One of the most bizarre land disputes came to an end on July 31, 2015. The governments of India and Bangladesh agreed to an exchange of 162 enclaves between themselves. These enclaves consist of small bits of territory within each other’s borders. Within India’s borders, for instance, there were over 51 Bangladeshi enclaves. They amounted to more than 7,000 acres of land. Within these enclaves lived 14,000 dwellers who identified themselves with India. Yet they were denied such basic needs as water, electricity, health care, roads, and public education because they are technically citizens of another country – Bangladesh. To make matters even worse, travel outside of these poverty-ravaged enclaves was nearly impossible. It amounted to crossing an international border – and few if any of these enclaves had embassies which could issue passports. In some cases, there were “counter-enclaves.” These were Indian enclaves within Bangladeshi enclaves within India. Therefore these Indians were isolated from their own country, yet within their own country.

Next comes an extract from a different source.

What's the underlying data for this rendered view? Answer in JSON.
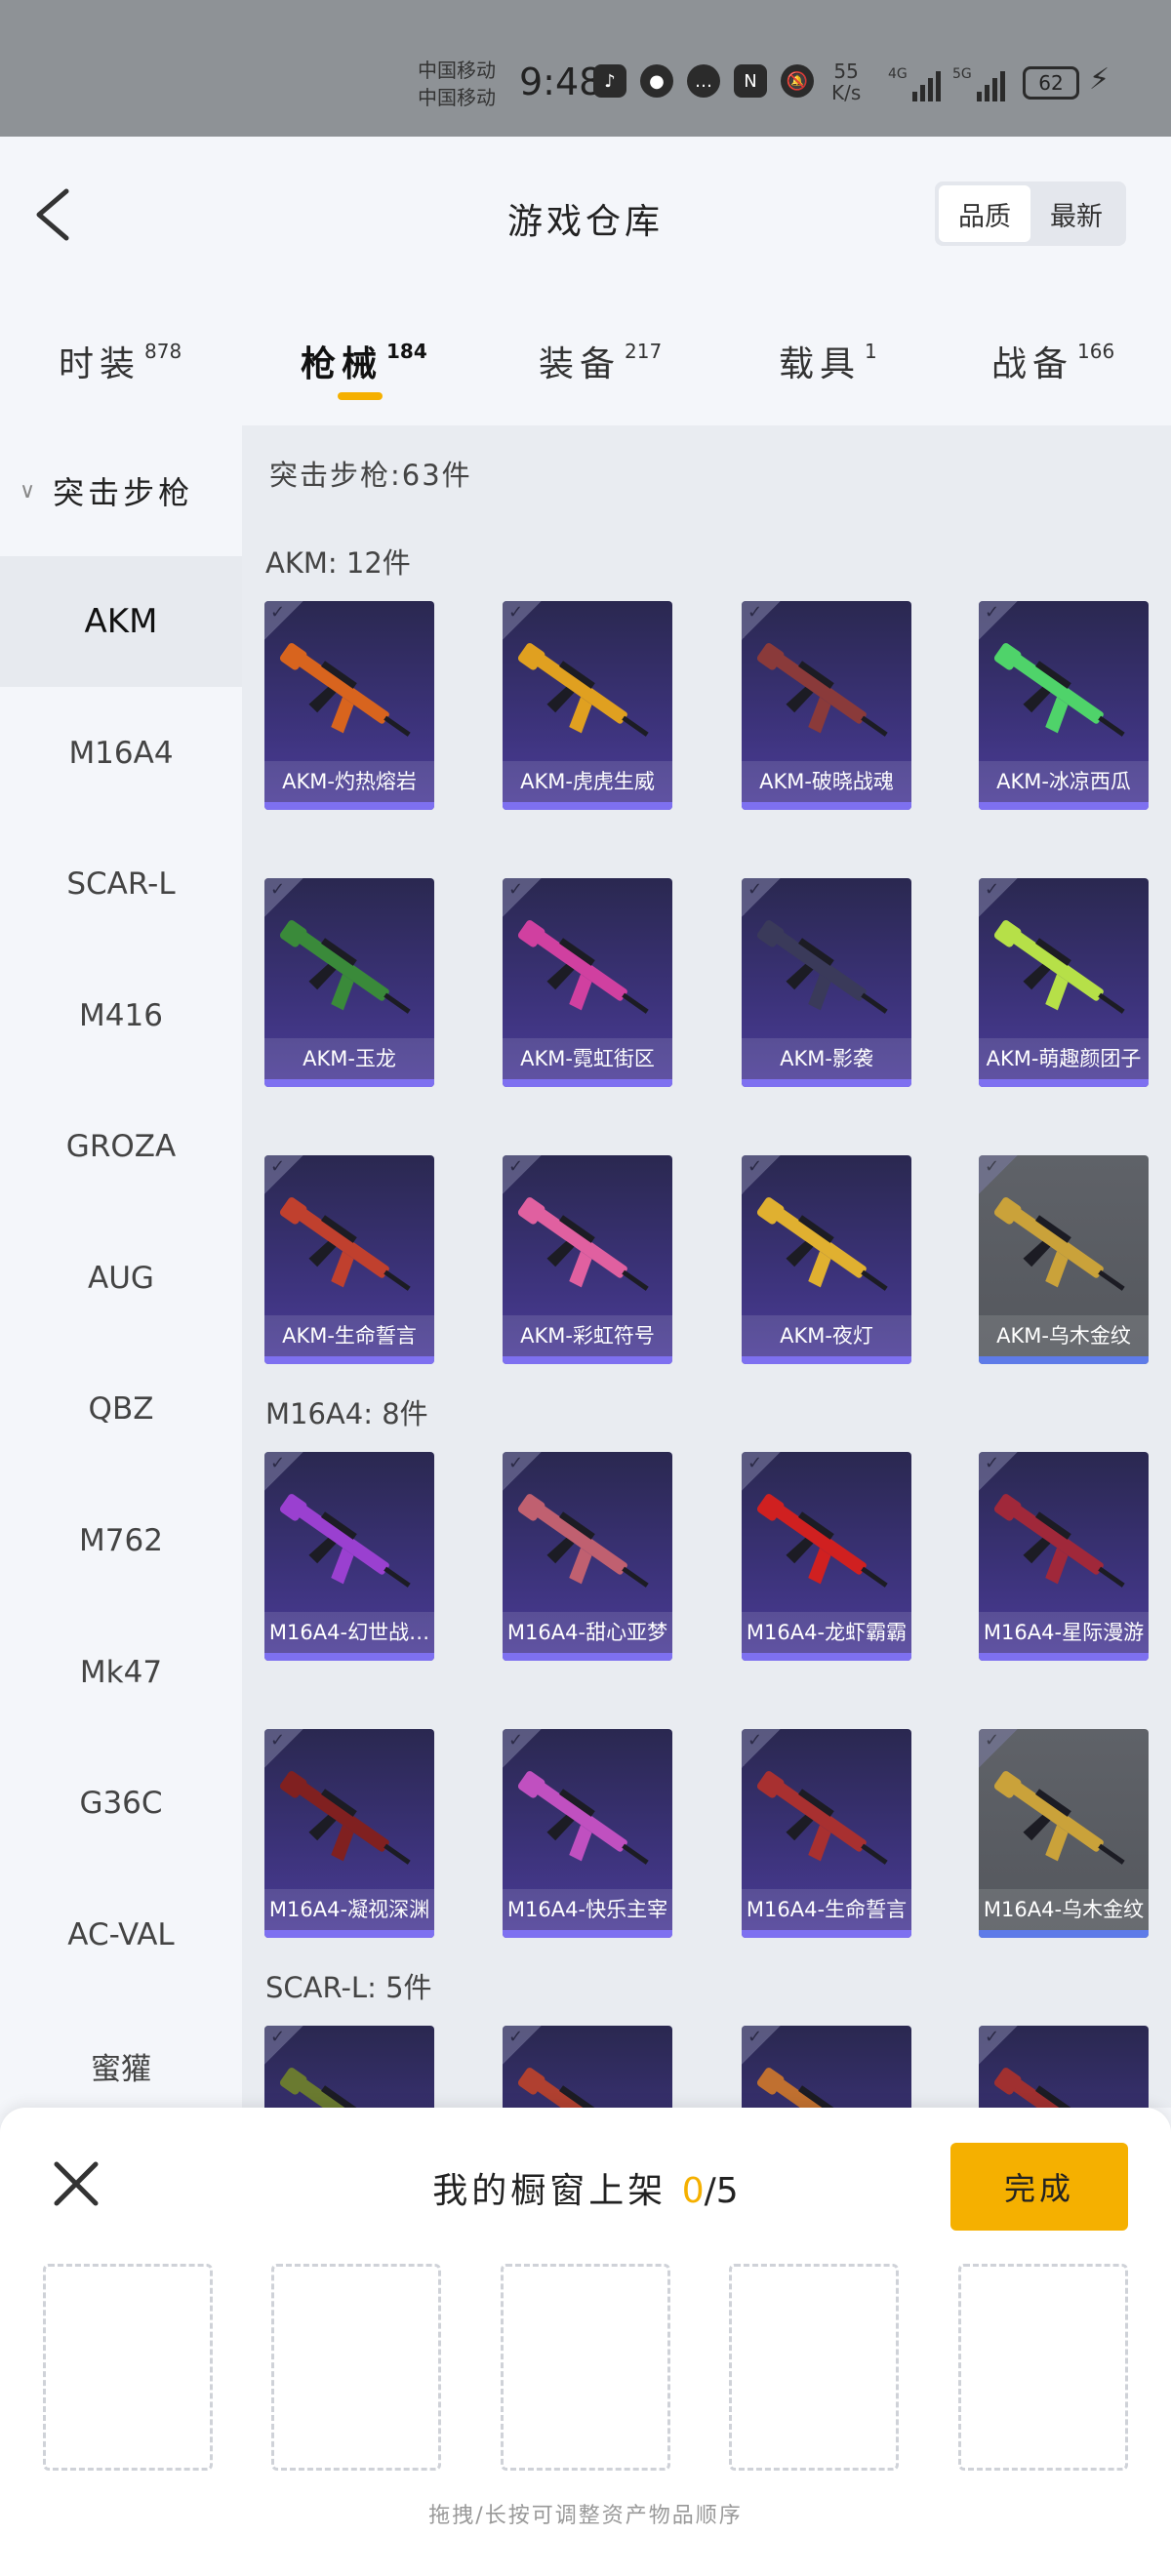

The same conditions existed in Bangladesh, but in reverse order. Within the Bangladesh mainland were 111 Indian enclaves of 17,000 acres in which 51,000 Indians lived. Like their counterparts in India, these parcels of ground became “no man’s lands,” neglected by the governments that surrounded them.
After 68 years of living in these horrific conditions, the Land Boundary Agreement was finally implemented. Some bureaucrats in the national capitols squawked at giving up territory to another nation. But the enclave dwellers erupted in wild celebrations, parties, fireworks, and religious gatherings to offer thanks for their deliverance from such “painful diversity.” They had had enough of their “tribalism” and gladly gave it up to enjoy the benefits of national unity.
What a contrast to our own situation in America. Here in the USA, we happily seek to divide ourselves between a dozen different loyalties based on ideology, race, color, politics, and religion. We’re all in the same boat and, yet, each group is pulling out a plank for themselves. We pull our boat apart to hold onto a floating piece of wood in the cold ocean waters. We do this rather than stay dry by keeping the boat intact. Celebrating diversity is fine, but not at the expense of our unity. Psalm 133:1 says, “Behold, how good and how pleasant it is for brothers to dwell together in unity!”
Dear Father in heaven, please bless the United States of America. Please heal our many divisions and mend our every flaw. By Your Spirit divine, turn our hearts to You in faith and repentance and to each other in love and reconciliation. Forgive our many sins, O Lord, and heal our land. Amen.